Après les fleurs, l’épine : à plus long terme, le gouvernement entend redéfinir le champ, "trop
large", des métiers éligibles aux annexes 8 et 10 de l’Unedic, un système unique en Europe qui
permet à des artistes et à des techniciens du spectacle de bénéficier d’un système d’indemnisation plus
favorable que le régime général.
NOUVEAU PÉRIMÈTRE
M. Donnedieu de Vabres va demander à Jacques Charpillon, chef de service de l’inspection générale
des affaires culturelles, de constituer "immédiatement" un groupe de travail avec les partenaires
sociaux et de proposer "d’ici le 15 juin" - soit trois semaines avant le festival d’Avignon - un
nouveau périmètre pour ces annexes qui s’appliquent aujourd’hui à plus de 600 professions. Si les
travaux n’aboutissent pas, le gouvernement proposera sa propre définition.

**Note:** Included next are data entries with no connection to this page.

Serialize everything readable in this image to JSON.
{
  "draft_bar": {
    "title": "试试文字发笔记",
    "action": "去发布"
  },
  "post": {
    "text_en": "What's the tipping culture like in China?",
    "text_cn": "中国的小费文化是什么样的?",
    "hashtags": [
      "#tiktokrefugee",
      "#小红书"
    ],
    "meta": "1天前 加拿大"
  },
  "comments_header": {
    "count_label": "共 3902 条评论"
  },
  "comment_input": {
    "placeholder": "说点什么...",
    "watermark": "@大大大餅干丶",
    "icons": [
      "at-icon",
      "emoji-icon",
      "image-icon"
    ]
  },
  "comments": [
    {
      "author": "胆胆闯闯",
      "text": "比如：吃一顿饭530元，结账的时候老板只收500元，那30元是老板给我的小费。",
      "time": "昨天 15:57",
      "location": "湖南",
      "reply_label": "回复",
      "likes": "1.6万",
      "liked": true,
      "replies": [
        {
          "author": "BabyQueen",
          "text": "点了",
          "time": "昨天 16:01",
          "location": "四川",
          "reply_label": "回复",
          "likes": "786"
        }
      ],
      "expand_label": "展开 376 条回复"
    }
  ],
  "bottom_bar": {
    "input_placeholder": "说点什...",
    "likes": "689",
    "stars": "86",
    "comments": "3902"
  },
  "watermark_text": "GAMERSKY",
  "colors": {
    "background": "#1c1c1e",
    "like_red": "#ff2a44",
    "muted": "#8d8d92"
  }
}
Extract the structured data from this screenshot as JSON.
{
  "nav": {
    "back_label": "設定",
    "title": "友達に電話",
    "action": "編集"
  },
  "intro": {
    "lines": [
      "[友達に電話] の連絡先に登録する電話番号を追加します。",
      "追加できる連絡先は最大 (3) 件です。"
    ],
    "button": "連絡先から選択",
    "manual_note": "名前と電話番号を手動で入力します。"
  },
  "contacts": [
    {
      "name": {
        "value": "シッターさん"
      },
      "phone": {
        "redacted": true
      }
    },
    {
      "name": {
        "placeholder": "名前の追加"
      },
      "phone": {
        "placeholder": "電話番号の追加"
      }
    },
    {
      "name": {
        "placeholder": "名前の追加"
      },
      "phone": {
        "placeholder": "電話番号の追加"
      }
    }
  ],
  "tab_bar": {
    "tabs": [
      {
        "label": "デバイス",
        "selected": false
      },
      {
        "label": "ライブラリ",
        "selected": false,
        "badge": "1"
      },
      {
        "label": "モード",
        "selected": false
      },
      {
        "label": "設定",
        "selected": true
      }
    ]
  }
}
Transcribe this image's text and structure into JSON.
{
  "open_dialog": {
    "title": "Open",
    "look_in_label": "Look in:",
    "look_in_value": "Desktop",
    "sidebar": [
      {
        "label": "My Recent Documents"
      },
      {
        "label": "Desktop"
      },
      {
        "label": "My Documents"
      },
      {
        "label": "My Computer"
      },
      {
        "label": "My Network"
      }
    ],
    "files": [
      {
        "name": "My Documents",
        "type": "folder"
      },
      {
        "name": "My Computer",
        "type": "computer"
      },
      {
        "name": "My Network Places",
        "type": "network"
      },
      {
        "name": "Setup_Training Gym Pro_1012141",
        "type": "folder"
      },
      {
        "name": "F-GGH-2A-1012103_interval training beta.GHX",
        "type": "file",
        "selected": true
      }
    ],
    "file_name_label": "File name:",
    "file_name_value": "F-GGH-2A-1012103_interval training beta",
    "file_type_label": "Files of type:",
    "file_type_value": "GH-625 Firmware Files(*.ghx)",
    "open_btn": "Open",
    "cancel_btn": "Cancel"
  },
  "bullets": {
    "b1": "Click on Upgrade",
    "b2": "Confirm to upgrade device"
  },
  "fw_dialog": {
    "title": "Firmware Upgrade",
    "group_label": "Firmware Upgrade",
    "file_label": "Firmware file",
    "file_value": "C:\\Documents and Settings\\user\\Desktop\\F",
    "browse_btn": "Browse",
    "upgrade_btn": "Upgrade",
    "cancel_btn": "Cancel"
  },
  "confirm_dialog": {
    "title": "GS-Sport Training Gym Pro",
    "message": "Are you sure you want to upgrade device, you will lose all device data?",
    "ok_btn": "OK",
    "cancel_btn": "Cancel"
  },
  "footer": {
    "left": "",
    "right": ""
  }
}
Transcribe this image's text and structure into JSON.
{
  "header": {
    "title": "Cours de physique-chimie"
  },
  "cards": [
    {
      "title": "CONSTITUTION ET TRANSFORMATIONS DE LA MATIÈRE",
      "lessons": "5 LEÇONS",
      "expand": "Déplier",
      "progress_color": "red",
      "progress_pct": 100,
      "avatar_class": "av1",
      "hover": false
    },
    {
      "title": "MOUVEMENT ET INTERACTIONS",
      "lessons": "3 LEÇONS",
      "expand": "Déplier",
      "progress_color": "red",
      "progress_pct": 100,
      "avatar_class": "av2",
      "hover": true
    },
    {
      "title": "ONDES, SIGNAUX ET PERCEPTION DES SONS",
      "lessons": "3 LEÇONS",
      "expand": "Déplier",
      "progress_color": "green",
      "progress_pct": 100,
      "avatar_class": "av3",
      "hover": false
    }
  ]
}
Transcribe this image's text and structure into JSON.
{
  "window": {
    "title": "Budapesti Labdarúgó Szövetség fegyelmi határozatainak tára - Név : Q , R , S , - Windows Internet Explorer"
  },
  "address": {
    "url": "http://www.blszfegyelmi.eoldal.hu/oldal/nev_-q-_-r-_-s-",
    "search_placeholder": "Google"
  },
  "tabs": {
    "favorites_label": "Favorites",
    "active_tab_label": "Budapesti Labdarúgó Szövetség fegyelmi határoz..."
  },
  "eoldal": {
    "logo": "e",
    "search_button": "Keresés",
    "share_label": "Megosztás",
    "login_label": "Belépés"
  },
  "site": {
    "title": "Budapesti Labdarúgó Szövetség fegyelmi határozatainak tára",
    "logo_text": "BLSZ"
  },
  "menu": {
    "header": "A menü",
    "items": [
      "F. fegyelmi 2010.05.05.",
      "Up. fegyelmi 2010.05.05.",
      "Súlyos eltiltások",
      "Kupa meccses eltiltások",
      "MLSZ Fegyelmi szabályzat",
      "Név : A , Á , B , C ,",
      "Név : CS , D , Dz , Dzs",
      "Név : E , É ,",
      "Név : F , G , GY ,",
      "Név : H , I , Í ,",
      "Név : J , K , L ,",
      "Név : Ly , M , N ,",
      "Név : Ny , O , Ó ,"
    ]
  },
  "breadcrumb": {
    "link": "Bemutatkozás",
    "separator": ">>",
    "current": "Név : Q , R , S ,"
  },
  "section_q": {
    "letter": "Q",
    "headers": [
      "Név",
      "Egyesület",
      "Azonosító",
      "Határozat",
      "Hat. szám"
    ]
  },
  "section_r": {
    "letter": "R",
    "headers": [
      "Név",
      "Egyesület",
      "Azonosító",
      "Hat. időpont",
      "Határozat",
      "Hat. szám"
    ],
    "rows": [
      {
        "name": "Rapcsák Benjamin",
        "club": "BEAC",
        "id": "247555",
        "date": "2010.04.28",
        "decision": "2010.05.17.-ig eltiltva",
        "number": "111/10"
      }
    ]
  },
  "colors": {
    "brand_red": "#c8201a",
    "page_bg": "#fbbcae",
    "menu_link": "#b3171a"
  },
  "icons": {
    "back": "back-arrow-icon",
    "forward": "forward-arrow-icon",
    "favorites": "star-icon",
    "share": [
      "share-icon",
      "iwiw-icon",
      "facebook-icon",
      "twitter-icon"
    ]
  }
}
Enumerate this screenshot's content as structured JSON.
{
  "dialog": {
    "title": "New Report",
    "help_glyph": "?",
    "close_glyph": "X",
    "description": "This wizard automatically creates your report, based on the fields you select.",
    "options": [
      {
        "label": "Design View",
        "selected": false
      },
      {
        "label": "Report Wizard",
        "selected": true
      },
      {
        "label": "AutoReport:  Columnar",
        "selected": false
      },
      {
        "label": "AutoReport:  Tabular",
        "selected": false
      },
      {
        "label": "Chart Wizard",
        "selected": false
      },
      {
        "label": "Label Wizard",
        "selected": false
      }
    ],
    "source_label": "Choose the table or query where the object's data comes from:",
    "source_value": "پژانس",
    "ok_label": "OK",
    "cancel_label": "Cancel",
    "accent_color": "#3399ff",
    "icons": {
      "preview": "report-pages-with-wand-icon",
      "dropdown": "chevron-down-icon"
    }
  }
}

C’est sans doute le dossier le plus sensible à gérer dans les mois qui viennent : la liste des
métiers qui relèvent de l’intermittence n’a cessé de s’allonger depuis la création du système, en
1969. Aujourd’hui, les plus gros employeurs ne sont pas situés dans le spectacle vivant mais dans le
secteur audiovisuel : il s’agit, par ordre décroissant, de France 3, Radio France, France 2,
l’Opéra de Paris, Europa Corp de Luc Besson, TF1 (Le Monde du 23 juillet 2003).
Outre les abus, comme l’emploi à plein temps d’un assistant sous le régime de l’intermittence -
qualifié de "permittent" -, la question est de savoir si certains métiers, tout en étant ponctuels
dans le temps, doivent relever des annexes 8 et 10. Des activités très variables sont concernés :
le menuisier qui travaille sur un plateau, le cameraman d’une chaîne de télévision, ou encore
l’employé d’un parc de loisir... L’enjeu est de transférer certains métiers dans l’annexe 4 des
intérimaires.

Le sujet - explosif - est depuis longtemps exploré, et balisé, mais n’a jamais été tranché,
faute de consensus.
Par ailleurs, un plan de soutien en faveur du spectacle vivant va être lancé, dans lequel l’Etat
versera 30 millions d’euros. Jérôme Bouët, directeur de la musique, de la danse, du théâtre et des
spectacles au ministère de la culture, va engager une concertation avec les partenaires sociaux,
en liaison avec les directions régionales des affaires culturelles (DRAC), pour constituer ce plan,
dont les grandes lignes devront être élaborées avant la fin du mois de juin.
UN ACCORD DE FORMATION
Pour renforcer la lutte contre les fraudes, le gouvernement entend "soumettre tous les
financements publics" (aides, subventions) aux conditions d’emploi et à la régularité du recours à
l’intermittence. Les entreprises qui recourent à la sous-traitance - notamment dans le secteur audiovisuel -
ne seront pas épargnées puisque, dans ce cas, "la responsabilité sera assumée par le donneur
d’ordre". Le dispositif législatif et réglementaire déjà mis en place doit être achevé d’ici à la fin
de l’année afin d’améliorer la collaboration entre l’Urssaf, l’inspection du travail et les
Assedic.

Le ministre de la culture compte sur la "détermination sans faille" de son collègue chargé de la
cohésion sociale, Jean-Louis Borloo.
Pour que l’entrée des jeunes dans le régime de l’intermittence soit moins "anarchique" et
"aléatoire", M. Donnedieu de Vabres "presse" les partenaires sociaux de négocier un accord de formation
professionnelle qui garantisse aux jeunes une "qualification", un "statut" et "une rémunération qui
ne soit pas celle de l’intermittence". Concrètement, à l’avenir, le gouvernement estime que ce
n’est pas à l’Unedic de financer, via les indemnités, l’entrée des jeunes dans l’intermittence, mais
à la formation professionnelle et aux régions de le faire. La récente loi de décentralisation a
d’ailleurs accru leurs responsabilités en la matière.
Jeudi 6 mai, M. Donnedieu de Vabres devait recevoir, un à un, les partenaires sociaux. Le 7 juin,
le ministre convoquera, sous sa présidence, le Conseil national des professions du spectacle
(CNPS) - qui s’est déjà réuni le 19 avril - pour faire un premier compte rendu des avancées qui auront,
espère-t-il, déjà eu lieu.

En lien avec le CNPS, un débat national sur les perspectives de
l’emploi culturel en France aura lieu. Il servira de base à un débat d’orientation à l’automne, au
Parlement. Le gouvernement veut désormais éviter que le débat ait lieu "dans la rue".